Over and over they rolled again.  Gonch's cries were now screams of pain and rapidly losing force, even as his struggles to free his neck from that tearing, strangling clutch, became feebler and feebler.  Kutnar felt his foe weakening; he gripped the tighter.  Gonch's body jerked convulsively, the blood trickled from his nostrils, then he relaxed and lay still.  Kutnar released his hold and stood erect.  The Muskman never moved.  "Men will soon know of this," the boy muttered; but there was no need of their knowing it too soon, so he seized the body by the shoulders and dragged it out of sight among some neighboring bushes.  This done, he recovered his sling, also not forgetting to appropriate the Muskman's fine flint ax for his own use; then he was ready to proceed.
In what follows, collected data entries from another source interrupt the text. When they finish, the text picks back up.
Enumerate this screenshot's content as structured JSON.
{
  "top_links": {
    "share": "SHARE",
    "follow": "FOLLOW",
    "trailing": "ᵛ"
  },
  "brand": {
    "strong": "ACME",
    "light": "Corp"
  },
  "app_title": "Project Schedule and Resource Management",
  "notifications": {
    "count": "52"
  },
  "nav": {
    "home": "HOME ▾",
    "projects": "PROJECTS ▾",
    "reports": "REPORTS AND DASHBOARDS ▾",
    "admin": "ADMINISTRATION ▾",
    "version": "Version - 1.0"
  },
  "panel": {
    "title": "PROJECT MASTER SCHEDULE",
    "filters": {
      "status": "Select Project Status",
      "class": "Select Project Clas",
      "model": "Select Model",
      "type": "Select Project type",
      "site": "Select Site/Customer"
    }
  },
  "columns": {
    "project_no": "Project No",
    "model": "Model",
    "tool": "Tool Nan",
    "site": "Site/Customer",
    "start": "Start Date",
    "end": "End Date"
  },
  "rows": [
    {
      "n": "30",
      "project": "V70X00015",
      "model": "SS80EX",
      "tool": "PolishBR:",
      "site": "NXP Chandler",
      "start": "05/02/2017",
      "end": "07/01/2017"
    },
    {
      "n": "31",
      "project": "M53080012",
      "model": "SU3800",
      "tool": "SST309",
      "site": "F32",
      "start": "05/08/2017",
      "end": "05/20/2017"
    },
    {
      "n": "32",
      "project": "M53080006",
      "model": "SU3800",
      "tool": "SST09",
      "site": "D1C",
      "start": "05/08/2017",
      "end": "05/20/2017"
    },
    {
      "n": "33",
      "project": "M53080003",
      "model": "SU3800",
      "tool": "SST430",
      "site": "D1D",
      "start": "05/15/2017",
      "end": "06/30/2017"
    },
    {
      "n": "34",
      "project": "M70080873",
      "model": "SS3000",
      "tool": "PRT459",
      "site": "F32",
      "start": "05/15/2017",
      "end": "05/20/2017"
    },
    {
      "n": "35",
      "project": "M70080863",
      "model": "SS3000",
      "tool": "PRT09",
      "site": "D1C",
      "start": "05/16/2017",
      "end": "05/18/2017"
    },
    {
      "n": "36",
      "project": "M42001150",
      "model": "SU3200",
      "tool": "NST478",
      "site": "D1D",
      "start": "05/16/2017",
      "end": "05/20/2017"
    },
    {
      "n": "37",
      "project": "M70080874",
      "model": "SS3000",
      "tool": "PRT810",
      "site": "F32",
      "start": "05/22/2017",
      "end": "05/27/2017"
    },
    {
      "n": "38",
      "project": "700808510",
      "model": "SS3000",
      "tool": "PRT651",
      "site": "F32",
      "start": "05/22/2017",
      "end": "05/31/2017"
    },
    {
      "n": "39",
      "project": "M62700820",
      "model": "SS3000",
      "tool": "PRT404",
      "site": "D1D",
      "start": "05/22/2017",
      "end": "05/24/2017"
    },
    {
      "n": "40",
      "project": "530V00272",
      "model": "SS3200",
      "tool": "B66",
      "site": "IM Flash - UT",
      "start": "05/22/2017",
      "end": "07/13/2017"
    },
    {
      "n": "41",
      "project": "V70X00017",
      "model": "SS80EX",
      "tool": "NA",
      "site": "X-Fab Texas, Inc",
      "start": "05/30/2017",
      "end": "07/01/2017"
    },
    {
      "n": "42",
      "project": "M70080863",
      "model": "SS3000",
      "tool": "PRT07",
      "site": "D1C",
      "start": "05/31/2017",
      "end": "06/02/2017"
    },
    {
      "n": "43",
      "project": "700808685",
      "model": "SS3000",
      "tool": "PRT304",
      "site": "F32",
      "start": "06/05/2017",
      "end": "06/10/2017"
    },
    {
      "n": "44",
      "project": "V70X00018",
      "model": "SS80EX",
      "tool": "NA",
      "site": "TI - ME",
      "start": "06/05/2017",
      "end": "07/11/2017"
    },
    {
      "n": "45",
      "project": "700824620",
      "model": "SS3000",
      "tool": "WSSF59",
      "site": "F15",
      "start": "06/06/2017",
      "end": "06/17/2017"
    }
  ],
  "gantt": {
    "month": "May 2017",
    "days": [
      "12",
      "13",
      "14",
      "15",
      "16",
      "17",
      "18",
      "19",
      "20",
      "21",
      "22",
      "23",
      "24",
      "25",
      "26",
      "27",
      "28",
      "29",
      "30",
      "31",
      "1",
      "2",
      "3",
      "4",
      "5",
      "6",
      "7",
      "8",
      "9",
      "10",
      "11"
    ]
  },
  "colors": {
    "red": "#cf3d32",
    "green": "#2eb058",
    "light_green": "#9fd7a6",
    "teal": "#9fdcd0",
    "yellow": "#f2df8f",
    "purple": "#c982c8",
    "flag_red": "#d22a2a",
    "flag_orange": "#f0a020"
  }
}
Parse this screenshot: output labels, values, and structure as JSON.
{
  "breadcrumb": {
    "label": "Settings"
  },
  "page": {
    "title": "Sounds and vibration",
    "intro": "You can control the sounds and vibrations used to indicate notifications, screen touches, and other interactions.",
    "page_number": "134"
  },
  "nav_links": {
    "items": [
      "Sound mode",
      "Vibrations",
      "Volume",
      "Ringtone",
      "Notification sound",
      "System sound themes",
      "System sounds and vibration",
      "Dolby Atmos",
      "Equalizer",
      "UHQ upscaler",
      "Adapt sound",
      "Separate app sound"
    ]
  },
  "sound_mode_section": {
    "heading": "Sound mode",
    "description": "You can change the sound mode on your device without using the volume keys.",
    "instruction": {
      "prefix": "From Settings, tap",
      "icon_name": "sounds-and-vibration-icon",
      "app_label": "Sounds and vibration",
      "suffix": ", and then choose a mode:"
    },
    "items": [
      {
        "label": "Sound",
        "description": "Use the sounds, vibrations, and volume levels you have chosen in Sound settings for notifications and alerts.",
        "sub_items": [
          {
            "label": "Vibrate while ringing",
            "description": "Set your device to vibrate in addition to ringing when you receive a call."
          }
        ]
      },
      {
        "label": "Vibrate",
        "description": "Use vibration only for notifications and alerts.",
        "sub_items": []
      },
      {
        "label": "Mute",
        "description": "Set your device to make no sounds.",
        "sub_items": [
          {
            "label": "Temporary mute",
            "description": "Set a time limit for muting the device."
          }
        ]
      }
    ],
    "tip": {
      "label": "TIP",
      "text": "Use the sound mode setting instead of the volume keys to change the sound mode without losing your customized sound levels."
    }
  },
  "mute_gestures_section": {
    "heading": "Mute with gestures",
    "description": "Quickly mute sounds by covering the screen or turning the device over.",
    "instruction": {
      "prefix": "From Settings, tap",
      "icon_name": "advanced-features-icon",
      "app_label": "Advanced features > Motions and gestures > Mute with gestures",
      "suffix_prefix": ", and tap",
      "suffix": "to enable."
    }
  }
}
The die was cast and now there could be no turning back.  Sooner or later, the man pack would be after him.  "To be caught is to be killed and to be killed is to be eaten," he thought and so he made ready to escape with all speed.  Which way?  There was the broad highway eastward across the windswept snow plain. It was the shortest route back to home and friends.  He gazed longingly in that direction, then shook his head.  An endless journey in the dead of winter; the attempt would be madness.  He could do it after the first spring thaw but not now.  There was no help for it; the path pointing to the east meant cold, sickness and death.  He turned to the south.  There lay the mountains full of hiding places and caves no doubt where he might live protected from the elements.  Food?  His sling had killed for many; now it could surely kill for one.  Yes, he would flee southward and take refuge among the mountains until such time as the return of mild weather would permit the long journey home.

He was making off along the line of the Pas when he thought of Gonch again.  Something prompted him to look once more upon the body of his enemy and for the last time.  He retraced his steps and entered the bushes. Gonch lay there upon his hack.  As Kutnar gazed down at him, he said in a melancholy voice, "The rogue has met his just deserts; and yet - it is hard to forget that I once looked upon him as a friend."

He kneeled over the body and laid one ear against his chest.  "Can it be that he is still alive?" he asked himself.  "The heart still beats; the flesh is warm."  The thought disturbed him.  He raised his ax.  One blow and all doubts would be removed; then for some reason he hesitated.  "He will die anyway," the boy reasoned.  "It would be but striking a corpse."

"That may strike back if you do not," something within warned him and he raised his ax once more, only to lose heart when it came to actually dealing the finishing stroke.  "He will surely perish of cold if nothing else," he said finally.  "The night will soon come and none can find him before morning.'

That settled it.  By morning, Kutnar would be well on his way and among the mountains; then he need worry no more about the Muskman, be he dead or alive.

He left his fallen enemy lying among the bushes, took one more longing look at the broad eastern path and then fled rapidly in the southern direction along the line of the River Pas.